3dLME three-way interaction continuous variables interpretation

AFNI version info (afni -ver): AFNI_22.2.10 'Marcus Aurelius'

Hi all!

I am interested in how changing hormones in the menopause transition relate to seed-connectivity and performance on cognitive tasks. My hypothesis is that as estrogen decreases (Estradiol), task performance (Pattcomp) and attention network-connectivity will also decrease (all three continuous variables).

To test this, I ran 3dLME with the model of Estradiol + Pattcomp + EstPatt. The last is my interaction term and is the product of Estradiol and Pattcomp, based on this prior post of how to represent the interaction of two continuous variables: 3dlme with multiple covariates of interest. The input files are the seed-connectivity images.

3dLME -prefix peri_estradiol_pattcomp_RIPS.nii.gz -jobs 4   \
      -mask /data1/software/bioimagesuite35/images/MNI_T1_1mm_mask.nii.gz \
      -model  'Estradiol+Pattcomp+EstPatt'   \
      -qVars 'Estradiol,Pattcomp,EstPatt'    \
      -qVarCenters '129.957,48.357,6648.59'  \
      -SS_type 3     \
      -ranEff '~1'   \
      -num_glt 3 \
      -gltLabel 1 'Estradiol-Zscore'    -gltCode 1 'Estradiol : '               \
      -gltLabel 2 'Pattcomp-Zscore'      -gltCode 2 'Pattcomp : '               \
      -gltLabel 3 'EstPatt-Zscore'   -gltCode 3 'EstPatt : '    \
      -resid peri_estradiol_pattcomp_RIPS_resid.nii.gz  \
      -dataTable                                  \
Subj    Estradiol       Pattcomp        EstPatt InputFile \

I then cluster corrected with 3dFWHMx and 3dClustSim and used bioimage suite to visualize at the 0.01/0.01 threshold. The interaction results were really striking at this threshold in one brain region, but looking at the estrogen z-score map alone or the pattcomp z-score map alone shows absolutely nothing in that brain region. I also pulled the connectivity values of that ROI from the original seed-connectivity maps and plotted them against estrogen and pattcomp separately, and there's no main effects against either or their product.

So I'm at a loss for how to interpret my results and wanting advice on how to investigate this relationship further, if there is a way to plot the interaction between pattcomp and estrogen for example or something else.

Any ideas are very helpful!

Jordan

Jordan,

Just to clarify, does each participant have a single input file or multiple input files?

Gang Chen

Each participant has a single input file.

First, since all the explanatory variables are between-individual variables, 3dLME is not suitable for this analysis. I recommend using 3dMVM instead.

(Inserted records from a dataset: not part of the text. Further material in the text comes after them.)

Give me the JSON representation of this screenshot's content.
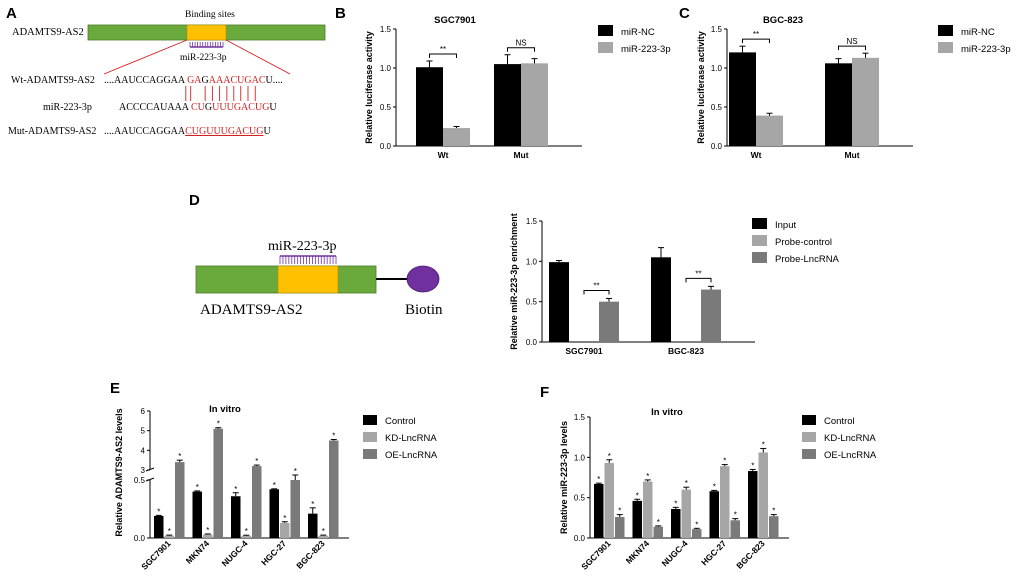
{
  "panels": {
    "A": "A",
    "B": "B",
    "C": "C",
    "D": "D",
    "E": "E",
    "F": "F"
  },
  "colors": {
    "black": "#000000",
    "light": "#a6a6a6",
    "dark": "#7a7a7a",
    "green": "#6aaa3c",
    "yellow": "#ffc000",
    "purple": "#7030a0",
    "red": "#d42020"
  },
  "panel_a": {
    "gene_label": "ADAMTS9-AS2",
    "binding_sites_label": "Binding sites",
    "mirna_label": "miR-223-3p",
    "wt_label": "Wt-ADAMTS9-AS2",
    "wt_prefix": "....AAUCCAGGAA",
    "wt_seq": [
      "G",
      "A",
      "G",
      "A",
      "A",
      "A",
      "C",
      "U",
      "G",
      "A",
      "C",
      "U"
    ],
    "wt_red": [
      true,
      true,
      false,
      true,
      true,
      true,
      true,
      true,
      true,
      true,
      true,
      false
    ],
    "wt_suffix": "....",
    "mir_label": "miR-223-3p",
    "mir_prefix": "ACCCCAUAAA",
    "mir_seq": [
      "C",
      "U",
      "G",
      "U",
      "U",
      "U",
      "G",
      "A",
      "C",
      "U",
      "G",
      "U"
    ],
    "mir_red": [
      true,
      true,
      false,
      true,
      true,
      true,
      true,
      true,
      true,
      true,
      true,
      false
    ],
    "bond_mask": [
      true,
      true,
      false,
      true,
      true,
      true,
      true,
      true,
      true,
      true,
      true,
      false
    ],
    "mut_label": "Mut-ADAMTS9-AS2",
    "mut_prefix": "....AAUCCAGGAA",
    "mut_seq": "CUGUUUGACUG",
    "mut_suffix": "U"
  },
  "panel_d": {
    "mirna_label": "miR-223-3p",
    "gene_label": "ADAMTS9-AS2",
    "biotin_label": "Biotin"
  },
  "chart_data": [
    {
      "id": "B",
      "type": "bar",
      "title": "SGC7901",
      "categories": [
        "Wt",
        "Mut"
      ],
      "series": [
        {
          "name": "miR-NC",
          "color": "black",
          "values": [
            1.01,
            1.05
          ],
          "errors": [
            0.08,
            0.12
          ]
        },
        {
          "name": "miR-223-3p",
          "color": "light",
          "values": [
            0.23,
            1.06
          ],
          "errors": [
            0.02,
            0.06
          ]
        }
      ],
      "ylabel": "Relative luciferase activity",
      "ylim": [
        0,
        1.5
      ],
      "yticks": [
        "0.0",
        "0.5",
        "1.0",
        "1.5"
      ],
      "annotations": [
        {
          "category": 0,
          "text": "**"
        },
        {
          "category": 1,
          "text": "NS"
        }
      ]
    },
    {
      "id": "C",
      "type": "bar",
      "title": "BGC-823",
      "categories": [
        "Wt",
        "Mut"
      ],
      "series": [
        {
          "name": "miR-NC",
          "color": "black",
          "values": [
            1.2,
            1.06
          ],
          "errors": [
            0.08,
            0.06
          ]
        },
        {
          "name": "miR-223-3p",
          "color": "light",
          "values": [
            0.39,
            1.13
          ],
          "errors": [
            0.03,
            0.06
          ]
        }
      ],
      "ylabel": "Relative luciferase activity",
      "ylim": [
        0,
        1.5
      ],
      "yticks": [
        "0.0",
        "0.5",
        "1.0",
        "1.5"
      ],
      "annotations": [
        {
          "category": 0,
          "text": "**"
        },
        {
          "category": 1,
          "text": "NS"
        }
      ]
    },
    {
      "id": "D",
      "type": "bar",
      "title": "",
      "categories": [
        "SGC7901",
        "BGC-823"
      ],
      "series": [
        {
          "name": "Input",
          "color": "black",
          "values": [
            0.99,
            1.05
          ],
          "errors": [
            0.02,
            0.12
          ]
        },
        {
          "name": "Probe-control",
          "color": "light",
          "values": [
            0,
            0
          ],
          "errors": [
            0,
            0
          ]
        },
        {
          "name": "Probe-LncRNA",
          "color": "dark",
          "values": [
            0.5,
            0.65
          ],
          "errors": [
            0.04,
            0.04
          ]
        }
      ],
      "ylabel": "Relative miR-223-3p enrichment",
      "ylim": [
        0,
        1.5
      ],
      "yticks": [
        "0.0",
        "0.5",
        "1.0",
        "1.5"
      ],
      "annotations": [
        {
          "category": 0,
          "text": "**"
        },
        {
          "category": 1,
          "text": "**"
        }
      ]
    },
    {
      "id": "E",
      "type": "bar",
      "title": "In vitro",
      "broken_axis": true,
      "categories": [
        "SGC7901",
        "MKN74",
        "NUGC-4",
        "HGC-27",
        "BGC-823"
      ],
      "series": [
        {
          "name": "Control",
          "color": "black",
          "values": [
            0.19,
            0.4,
            0.36,
            0.42,
            0.21
          ],
          "errors": [
            0.005,
            0.006,
            0.03,
            0.004,
            0.05
          ]
        },
        {
          "name": "KD-LncRNA",
          "color": "light",
          "values": [
            0.02,
            0.03,
            0.02,
            0.13,
            0.02
          ],
          "errors": [
            0.005,
            0.005,
            0.004,
            0.01,
            0.005
          ]
        },
        {
          "name": "OE-LncRNA",
          "color": "dark",
          "values": [
            3.4,
            5.1,
            3.2,
            0.5,
            4.5
          ],
          "errors": [
            0.1,
            0.05,
            0.05,
            0.01,
            0.05
          ]
        }
      ],
      "ylabel": "Relative ADAMTS9-AS2 levels",
      "lower_ylim": [
        0,
        0.5
      ],
      "upper_ylim": [
        3,
        6
      ],
      "yticks_lower": [
        "0.0",
        "0.5"
      ],
      "yticks_upper": [
        "3",
        "4",
        "5",
        "6"
      ],
      "star": "*"
    },
    {
      "id": "F",
      "type": "bar",
      "title": "In vitro",
      "categories": [
        "SGC7901",
        "MKN74",
        "NUGC-4",
        "HGC-27",
        "BGC-823"
      ],
      "series": [
        {
          "name": "Control",
          "color": "black",
          "values": [
            0.67,
            0.46,
            0.36,
            0.58,
            0.83
          ],
          "errors": [
            0.01,
            0.02,
            0.02,
            0.01,
            0.02
          ]
        },
        {
          "name": "KD-LncRNA",
          "color": "light",
          "values": [
            0.93,
            0.7,
            0.6,
            0.89,
            1.06
          ],
          "errors": [
            0.04,
            0.02,
            0.03,
            0.02,
            0.05
          ]
        },
        {
          "name": "OE-LncRNA",
          "color": "dark",
          "values": [
            0.26,
            0.14,
            0.11,
            0.22,
            0.27
          ],
          "errors": [
            0.03,
            0.01,
            0.01,
            0.02,
            0.02
          ]
        }
      ],
      "ylabel": "Relative miR-223-3p levels",
      "ylim": [
        0,
        1.5
      ],
      "yticks": [
        "0.0",
        "0.5",
        "1.0",
        "1.5"
      ],
      "star": "*"
    }
  ]
}
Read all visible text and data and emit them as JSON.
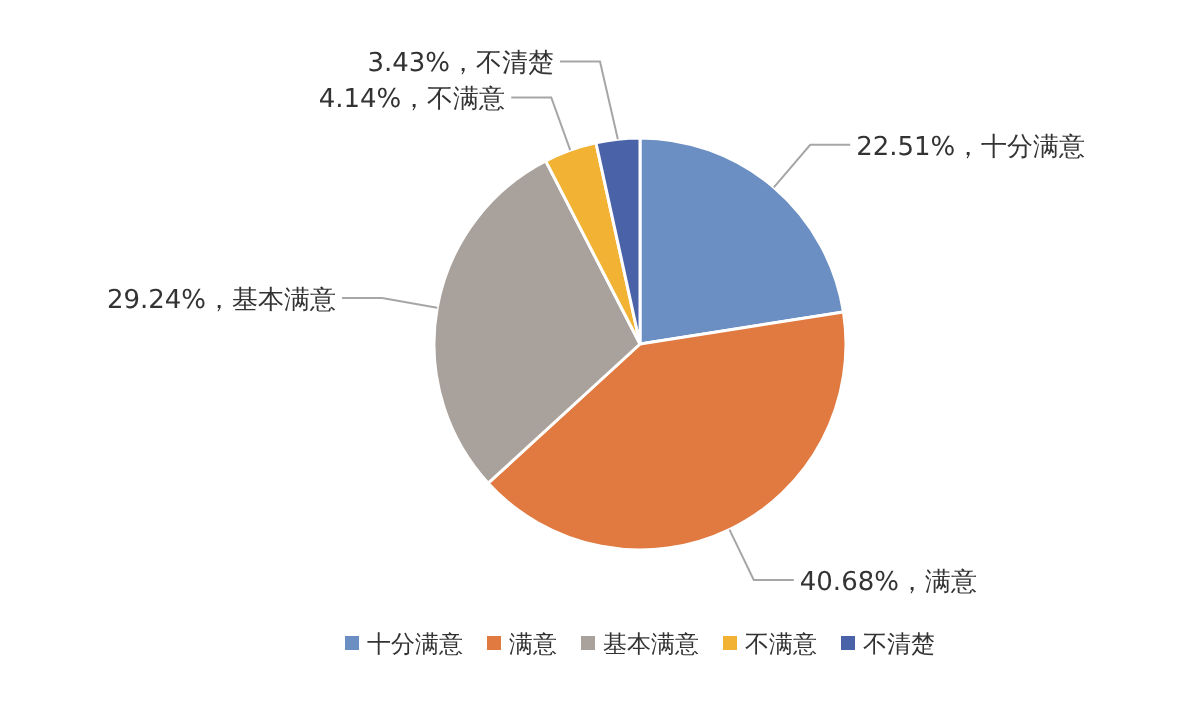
{
  "chart_data": {
    "type": "pie",
    "categories": [
      "十分满意",
      "满意",
      "基本满意",
      "不满意",
      "不清楚"
    ],
    "values": [
      22.51,
      40.68,
      29.24,
      4.14,
      3.43
    ],
    "colors": [
      "#6b8fc2",
      "#e07a40",
      "#a9a19b",
      "#f2b233",
      "#4a62a8"
    ],
    "value_labels": [
      "22.51%，十分满意",
      "40.68%，满意",
      "29.24%，基本满意",
      "4.14%，不满意",
      "3.43%，不清楚"
    ],
    "legend": "bottom"
  }
}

Second, to model the interaction term, center both Estradiol and Pattcomp individually by subtracting their respective center values (e.g., means). Then compute their interaction as the product of these two centered variables. Include the two centered variables and their interaction in your data table. In your script, add the following line:

-qVarCenters '0,0,0'  \

Does this approach make sense to you?

Gang Chen

I think so! So instead of inputting the means of all three to qVarCenters, I should modify my datatable to have the values of Estradiol and Pattcomp as the value that I currently have for each variable in the datatable minus the mean I have listed in my current qVarCenters and then multiple for the interaction term in the datatable? When I run 3dLME it seems to be doing that automatically in the printout when it is loading my variables, but you are suggesting I do that manually in the datatable before running the script? And is that just for 3dMVM specifically or would that also be the case for 3dLME? Thank you for your help!

Edit: I mixed up the order for centering the values

you are suggesting I do that manually in the datatable before running the script? And is that just for 3dMVM specifically or would that also be the case for 3dLME?

Without an interaction term, programs like 3dMVM and 3dLMEr can automatically center each quantitative variable by removing its mean. However, the complication here arises from the inclusion of an interaction term; it’s not specific to the program. When an interaction is involved, the interpretation of the main effects depends on the product of centered variables, not on the mean of the interaction term itself. Therefore, the variables must be manually centered before computing the interaction, and the resulting values should be entered directly into the data table.

Gang Chen

That makes sense! I'll do that instead - thank you for your help, Gang!

Jordan